Market treads water ahead of Friday's employment data

NEW YORK (Reuters) - Stocks were little changed on Thursday as investors were cautious after a mixed bag of economic data, while stellar earnings from chipmaker Qualcomm helped the Nasdaq index to edge higher.


The S&P 500 is on track to post its best month since October 2011 and its best January since 1997.


Investors expect a pullback in equities after the recent gains, though they have bought on dips over the past four weeks. The largest daily decline on the S&P 500 so far in 2013 was Wednesday's 0.39 percent drop after data showed the economy contracted in the fourth quarter of 2012.


On Friday, the government is due to release figures on January's non-farm payrolls, which are expected to show employers added 160,000 jobs in January after a rise of 155,000 in December.


"It's the calm before the potential storm. The uncertainty about tomorrow's numbers comes from that fact that we had a decent ADP report but the weekly claims were not so great," said Randy Frederick, managing director of active trading and derivatives for Charles Schwab in Austin, Texas.


"We could see an overly sensitive market to a bad number tomorrow, given that we've been up without a major correction, and that makes the market sensitive to the downside."


Data on Thursday showed a slight rise in weekly jobless claims and incomes growing at the best pace since 2004, underscoring how fragile the economic recovery still was.


Friday will also bring reports on consumer confidence, U.S. manufacturing, construction spending and car sales.


Qualcomm gained 4.4 percent to $66.32 as the top boost to the Nasdaq Composite after the world's leading supplier of chips for cellphones beat analysts' expectations for quarterly profit and revenue and raised its targets for the year.


Facebook shares fell 0.8 percent to $31.01 after falling as low as $28.74 a day after the social network company said it doubled its mobile advertising revenue in the fourth quarter. However, growth trailed some of Wall Street's most aggressive estimates.


The Dow Jones industrial average <.dji> was down 7.50 points, or 0.05 percent, at 13,902.92. The Standard & Poor's 500 Index <.spx> was up 0.36 points, or 0.02 percent, at 1,502.32. The Nasdaq Composite Index <.ixic> was up 6.99 points, or 0.22 percent, at 3,149.29.


The S&P 500 has advanced more than 5 percent in January after legislators in Washington temporarily sidestepped a "fiscal cliff" of automatic tax increases and spending cuts that could have derailed the recovery. Better-than-expected corporate earnings have added to the gains.


It would be the benchmark's largest monthly advance since a more than 6 percent gain in October 2011 and the best January advance since a 6.1 percent jump in 1997.

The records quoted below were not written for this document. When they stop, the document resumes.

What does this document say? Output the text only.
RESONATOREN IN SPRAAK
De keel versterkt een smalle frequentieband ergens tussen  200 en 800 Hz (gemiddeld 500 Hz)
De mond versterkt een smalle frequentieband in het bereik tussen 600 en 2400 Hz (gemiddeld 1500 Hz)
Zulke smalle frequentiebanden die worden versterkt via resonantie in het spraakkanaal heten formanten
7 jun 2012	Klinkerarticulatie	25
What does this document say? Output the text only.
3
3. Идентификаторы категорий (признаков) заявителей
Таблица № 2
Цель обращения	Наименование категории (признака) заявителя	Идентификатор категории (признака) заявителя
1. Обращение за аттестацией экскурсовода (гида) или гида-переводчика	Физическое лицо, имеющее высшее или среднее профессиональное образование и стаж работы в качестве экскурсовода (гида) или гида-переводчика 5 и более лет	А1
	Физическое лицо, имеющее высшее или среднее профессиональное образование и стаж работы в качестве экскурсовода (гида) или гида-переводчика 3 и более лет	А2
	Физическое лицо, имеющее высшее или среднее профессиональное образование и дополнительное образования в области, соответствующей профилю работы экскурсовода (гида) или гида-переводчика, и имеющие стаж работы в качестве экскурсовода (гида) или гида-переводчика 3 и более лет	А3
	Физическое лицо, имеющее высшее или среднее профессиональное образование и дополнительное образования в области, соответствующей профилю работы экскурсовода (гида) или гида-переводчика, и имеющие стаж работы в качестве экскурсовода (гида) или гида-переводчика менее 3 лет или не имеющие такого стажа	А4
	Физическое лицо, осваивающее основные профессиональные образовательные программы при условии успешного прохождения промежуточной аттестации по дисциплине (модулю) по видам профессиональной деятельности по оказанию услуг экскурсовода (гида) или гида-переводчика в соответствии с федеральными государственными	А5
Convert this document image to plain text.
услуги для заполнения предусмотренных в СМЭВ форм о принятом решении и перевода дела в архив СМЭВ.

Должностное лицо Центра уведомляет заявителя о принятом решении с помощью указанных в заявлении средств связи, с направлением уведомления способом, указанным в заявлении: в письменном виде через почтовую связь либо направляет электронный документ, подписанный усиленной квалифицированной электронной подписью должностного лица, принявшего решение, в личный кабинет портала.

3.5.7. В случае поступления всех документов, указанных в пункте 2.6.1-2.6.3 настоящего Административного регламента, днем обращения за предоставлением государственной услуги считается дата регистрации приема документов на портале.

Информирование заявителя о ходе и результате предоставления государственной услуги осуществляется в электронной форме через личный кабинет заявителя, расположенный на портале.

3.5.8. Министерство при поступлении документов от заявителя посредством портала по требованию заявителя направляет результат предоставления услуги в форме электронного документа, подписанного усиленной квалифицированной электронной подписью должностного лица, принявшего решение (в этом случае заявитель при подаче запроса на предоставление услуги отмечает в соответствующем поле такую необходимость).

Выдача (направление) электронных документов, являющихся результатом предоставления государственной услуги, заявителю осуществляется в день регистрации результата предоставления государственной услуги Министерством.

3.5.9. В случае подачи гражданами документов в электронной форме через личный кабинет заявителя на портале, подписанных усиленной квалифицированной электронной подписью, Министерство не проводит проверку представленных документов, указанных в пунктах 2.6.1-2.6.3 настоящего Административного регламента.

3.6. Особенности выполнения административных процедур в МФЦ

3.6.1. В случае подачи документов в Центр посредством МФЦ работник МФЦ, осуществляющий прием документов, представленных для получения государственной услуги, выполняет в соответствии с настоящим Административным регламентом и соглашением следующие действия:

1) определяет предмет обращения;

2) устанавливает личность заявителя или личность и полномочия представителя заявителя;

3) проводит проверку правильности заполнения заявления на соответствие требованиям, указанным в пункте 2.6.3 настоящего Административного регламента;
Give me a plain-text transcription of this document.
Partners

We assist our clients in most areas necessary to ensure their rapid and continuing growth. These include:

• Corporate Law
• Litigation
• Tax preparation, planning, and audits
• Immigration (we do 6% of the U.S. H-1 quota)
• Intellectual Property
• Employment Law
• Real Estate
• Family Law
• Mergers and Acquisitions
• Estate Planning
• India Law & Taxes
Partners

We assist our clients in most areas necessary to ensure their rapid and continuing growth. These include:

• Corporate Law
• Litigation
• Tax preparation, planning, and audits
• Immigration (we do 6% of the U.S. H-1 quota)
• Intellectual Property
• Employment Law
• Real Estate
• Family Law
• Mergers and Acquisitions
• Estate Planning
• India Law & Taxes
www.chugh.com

UPS shares lost 2.1 percent to $79.50 after reporting fourth-quarter earnings that were below analysts' estimates on Thursday and forecasting weaker-than-expected profit for 2013.


Constellation Brands shares tumbled 16.4 percent to $32.72 after the U.S. Justice Department moved to stop Anheuser-Busch InBev from buying the half of Mexican brewer Grupo Modelo that it does not already own. Constellation would have distributed Corona beer in the United States if the transaction had been approved.


Tank barge operator Kirby Corp added 6.3 percent to $70.67 and transportation company Ryder Systems climbed 4.8 percent to $56.84 after posting quarterly results.


Thomson Reuters data through Thursday morning shows that of the 231 companies in the S&P 500 that have reported earnings this season, 69.3 percent have exceeded expectations, a higher proportion than over the past four quarters and above the average since 1994.


Overall, S&P 500 fourth-quarter earnings are forecast to have risen 3.7 percent. That's above a 1.9 percent forecast at the start of the earnings season but well below a 9.9 percent profit growth forecast on October 1, the data showed.


Slot machine maker WMS Industries surged 51.7 percent to $24.84 after the company agreed to be acquired by Scientific Games for $26 per share in cash. Scientific Games jumped 5 percent to $9.38.